Till extra analysis emerges, present proof means that following a low-FODMAP eating regimen and limiting sure high-fiber, high-carb meals might assist some individuals with IBDs like UC really feel higher.
- Almond milk (plain, unsweetened)
- Purple and yellow bell peppers
- Carrots
- Sure cheeses, akin to cheddar, Swiss, Parmesan, brie, feta, mozzarella, American, and queso fresco
- Citrus fruits (besides grapefruit)
- Cucumbers
- Eggplant
- Grapes
- Inexperienced beans
- Potatoes
- Tomatoes
“This eating regimen is just not very restrictive, since there’s a broad spectrum of meals to select from, and is pretty straightforward to comply with,” says Shen, who likes to inform individuals, “It’s not no FODMAP, simply low-FODMAP.” For instance, sure meals, akin to apples, could be made eating regimen pleasant by peeling them.
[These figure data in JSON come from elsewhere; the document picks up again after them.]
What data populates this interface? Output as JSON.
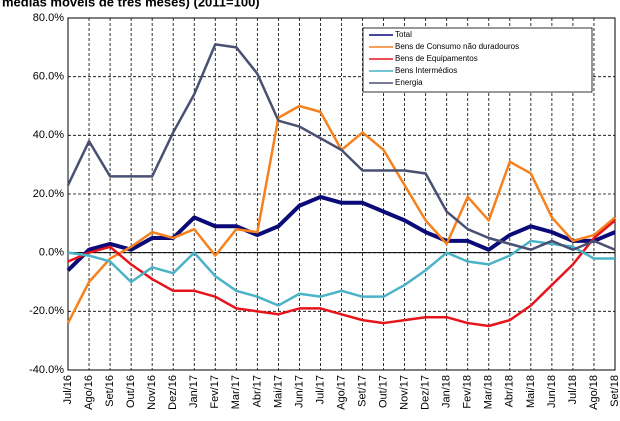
{
  "chart_data": {
    "type": "line",
    "title": "médias móveis de três meses) (2011=100)",
    "categories": [
      "Jul/16",
      "Ago/16",
      "Set/16",
      "Out/16",
      "Nov/16",
      "Dez/16",
      "Jan/17",
      "Fev/17",
      "Mar/17",
      "Abr/17",
      "Mai/17",
      "Jun/17",
      "Jul/17",
      "Ago/17",
      "Set/17",
      "Out/17",
      "Nov/17",
      "Dez/17",
      "Jan/18",
      "Fev/18",
      "Mar/18",
      "Abr/18",
      "Mai/18",
      "Jun/18",
      "Jul/18",
      "Ago/18",
      "Set/18"
    ],
    "series": [
      {
        "name": "Total",
        "color": "#0a0a78",
        "values": [
          -6,
          1,
          3,
          1,
          5,
          5,
          12,
          9,
          9,
          6,
          9,
          16,
          19,
          17,
          17,
          14,
          11,
          7,
          4,
          4,
          1,
          6,
          9,
          7,
          4,
          4,
          7
        ]
      },
      {
        "name": "Bens de Consumo não duradouros",
        "color": "#f5821f",
        "values": [
          -24,
          -10,
          -2,
          2,
          7,
          5,
          8,
          -1,
          8,
          7,
          46,
          50,
          48,
          35,
          41,
          35,
          23,
          11,
          3,
          19,
          11,
          31,
          27,
          12,
          4,
          6,
          12
        ]
      },
      {
        "name": "Bens de Equipamentos",
        "color": "#e8141c",
        "values": [
          -3,
          0,
          2,
          -4,
          -9,
          -13,
          -13,
          -15,
          -19,
          -20,
          -21,
          -19,
          -19,
          -21,
          -23,
          -24,
          -23,
          -22,
          -22,
          -24,
          -25,
          -23,
          -18,
          -11,
          -4,
          5,
          11
        ]
      },
      {
        "name": "Bens Intermédios",
        "color": "#4ab3c8",
        "values": [
          0,
          -1,
          -3,
          -10,
          -5,
          -7,
          0,
          -8,
          -13,
          -15,
          -18,
          -14,
          -15,
          -13,
          -15,
          -15,
          -11,
          -6,
          0,
          -3,
          -4,
          -1,
          4,
          3,
          2,
          -2,
          -2
        ]
      },
      {
        "name": "Energia",
        "color": "#4a5073",
        "values": [
          23,
          38,
          26,
          26,
          26,
          41,
          54,
          71,
          70,
          61,
          45,
          43,
          39,
          35,
          28,
          28,
          28,
          27,
          14,
          8,
          5,
          3,
          1,
          4,
          1,
          4,
          1
        ]
      }
    ],
    "ylim": [
      -40,
      80
    ],
    "yticks": [
      {
        "value": -40,
        "label": "-40.0%"
      },
      {
        "value": -20,
        "label": "-20.0%"
      },
      {
        "value": 0,
        "label": "0.0%"
      },
      {
        "value": 20,
        "label": "20.0%"
      },
      {
        "value": 40,
        "label": "40.0%"
      },
      {
        "value": 60,
        "label": "60.0%"
      },
      {
        "value": 80,
        "label": "80.0%"
      }
    ],
    "grid": true
  }
}
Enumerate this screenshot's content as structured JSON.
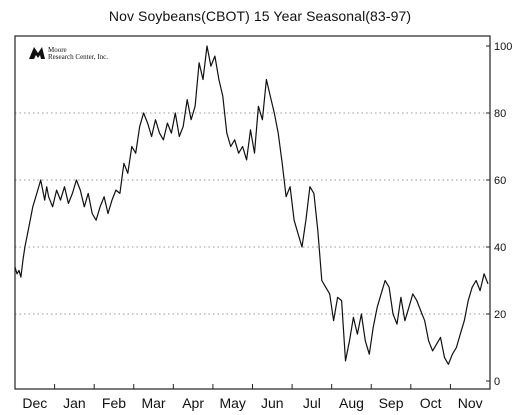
{
  "logo": {
    "line1": "Moore",
    "line2": "Research Center, Inc."
  },
  "chart_data": {
    "type": "line",
    "title": "Nov Soybeans(CBOT) 15 Year Seasonal(83-97)",
    "xlabel": "",
    "ylabel": "",
    "x_tick_labels": [
      "Dec",
      "Jan",
      "Feb",
      "Mar",
      "Apr",
      "May",
      "Jun",
      "Jul",
      "Aug",
      "Sep",
      "Oct",
      "Nov"
    ],
    "xlim": [
      0,
      12
    ],
    "ylim": [
      0,
      100
    ],
    "y_ticks": [
      0,
      20,
      40,
      60,
      80,
      100
    ],
    "y_axis_side": "right",
    "grid": "dotted-horizontal",
    "series": [
      {
        "x": [
          0.0,
          0.05,
          0.1,
          0.15,
          0.2,
          0.25,
          0.35,
          0.45,
          0.55,
          0.65,
          0.75,
          0.8,
          0.85,
          0.95,
          1.05,
          1.15,
          1.25,
          1.35,
          1.45,
          1.55,
          1.65,
          1.75,
          1.85,
          1.95,
          2.05,
          2.15,
          2.25,
          2.35,
          2.45,
          2.55,
          2.65,
          2.75,
          2.85,
          2.95,
          3.05,
          3.15,
          3.25,
          3.35,
          3.45,
          3.55,
          3.65,
          3.75,
          3.85,
          3.95,
          4.05,
          4.15,
          4.25,
          4.35,
          4.45,
          4.55,
          4.65,
          4.75,
          4.85,
          4.95,
          5.05,
          5.15,
          5.25,
          5.35,
          5.45,
          5.55,
          5.65,
          5.75,
          5.85,
          5.95,
          6.05,
          6.15,
          6.25,
          6.35,
          6.45,
          6.55,
          6.65,
          6.75,
          6.85,
          6.95,
          7.05,
          7.15,
          7.25,
          7.35,
          7.45,
          7.55,
          7.65,
          7.75,
          7.85,
          7.95,
          8.05,
          8.15,
          8.25,
          8.35,
          8.45,
          8.55,
          8.65,
          8.75,
          8.85,
          8.95,
          9.05,
          9.15,
          9.25,
          9.35,
          9.45,
          9.55,
          9.65,
          9.75,
          9.85,
          9.95,
          10.05,
          10.15,
          10.25,
          10.35,
          10.45,
          10.55,
          10.65,
          10.75,
          10.85,
          10.95,
          11.05,
          11.15,
          11.25,
          11.35,
          11.45,
          11.55,
          11.65,
          11.75,
          11.85,
          11.95
        ],
        "y": [
          34,
          32,
          33,
          31,
          36,
          40,
          46,
          52,
          56,
          60,
          54,
          58,
          55,
          52,
          57,
          54,
          58,
          53,
          56,
          60,
          57,
          52,
          56,
          50,
          48,
          52,
          55,
          50,
          54,
          57,
          56,
          65,
          62,
          70,
          68,
          76,
          80,
          77,
          73,
          78,
          74,
          72,
          77,
          74,
          80,
          73,
          76,
          84,
          78,
          82,
          95,
          90,
          100,
          94,
          97,
          90,
          85,
          74,
          70,
          72,
          68,
          70,
          66,
          75,
          68,
          82,
          78,
          90,
          85,
          80,
          74,
          65,
          55,
          58,
          48,
          44,
          40,
          48,
          58,
          56,
          45,
          30,
          28,
          26,
          18,
          25,
          24,
          6,
          12,
          19,
          14,
          20,
          12,
          8,
          16,
          22,
          26,
          30,
          28,
          20,
          17,
          25,
          18,
          22,
          26,
          24,
          21,
          18,
          12,
          9,
          11,
          13,
          7,
          5,
          8,
          10,
          14,
          18,
          24,
          28,
          30,
          27,
          32,
          29
        ]
      }
    ]
  }
}
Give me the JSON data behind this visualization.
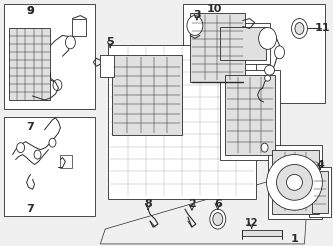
{
  "bg_color": "#f0f0f0",
  "line_color": "#2a2a2a",
  "white": "#ffffff",
  "gray_fill": "#d0d0d0",
  "light_gray": "#e0e0e0",
  "figsize": [
    3.33,
    2.46
  ],
  "dpi": 100,
  "label_fs": 7,
  "bold_fs": 8
}
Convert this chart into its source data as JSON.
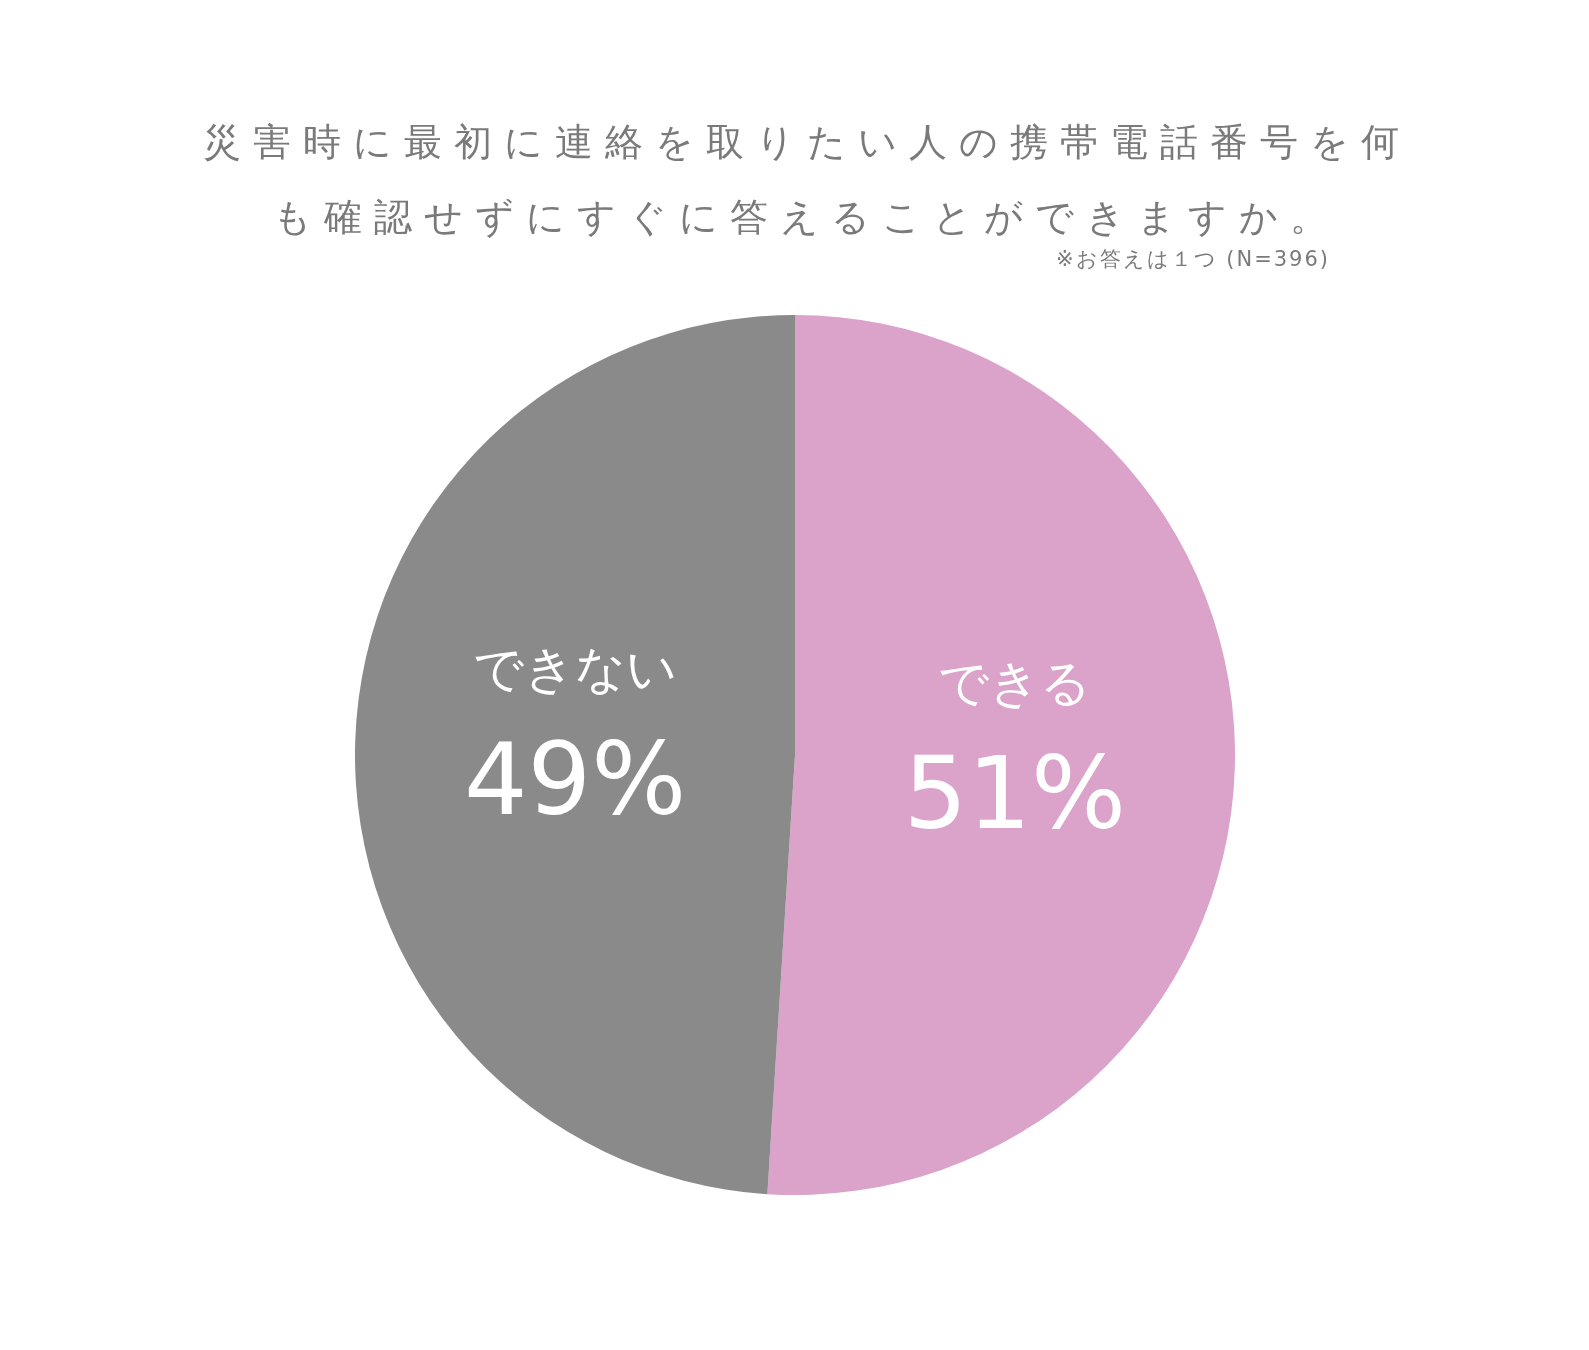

There’s additionally little danger in attempting the eating regimen within the short-term, although it’s a good suggestion to work with a registered dietitian to be sure to’re getting all of the vitamins you want in your eating regimen and finishing up all phases of the eating regimen, together with elimination (quickly eradicating sure meals out of your eating regimen) and reintroduction (reintroducing these meals into your eating regimen after the elimination section), appropriately. You might be nonetheless capable of get all of the vitamins your physique wants, together with fiber. “Even a low-FODMAP eating regimen nonetheless has some fiber,” Shen says.
Total, following a low-FODMAP eating regimen could be an efficient approach to be taught extra about what triggers your UC flares, relieve uncomfortable signs, and enhance the intestine microbiome.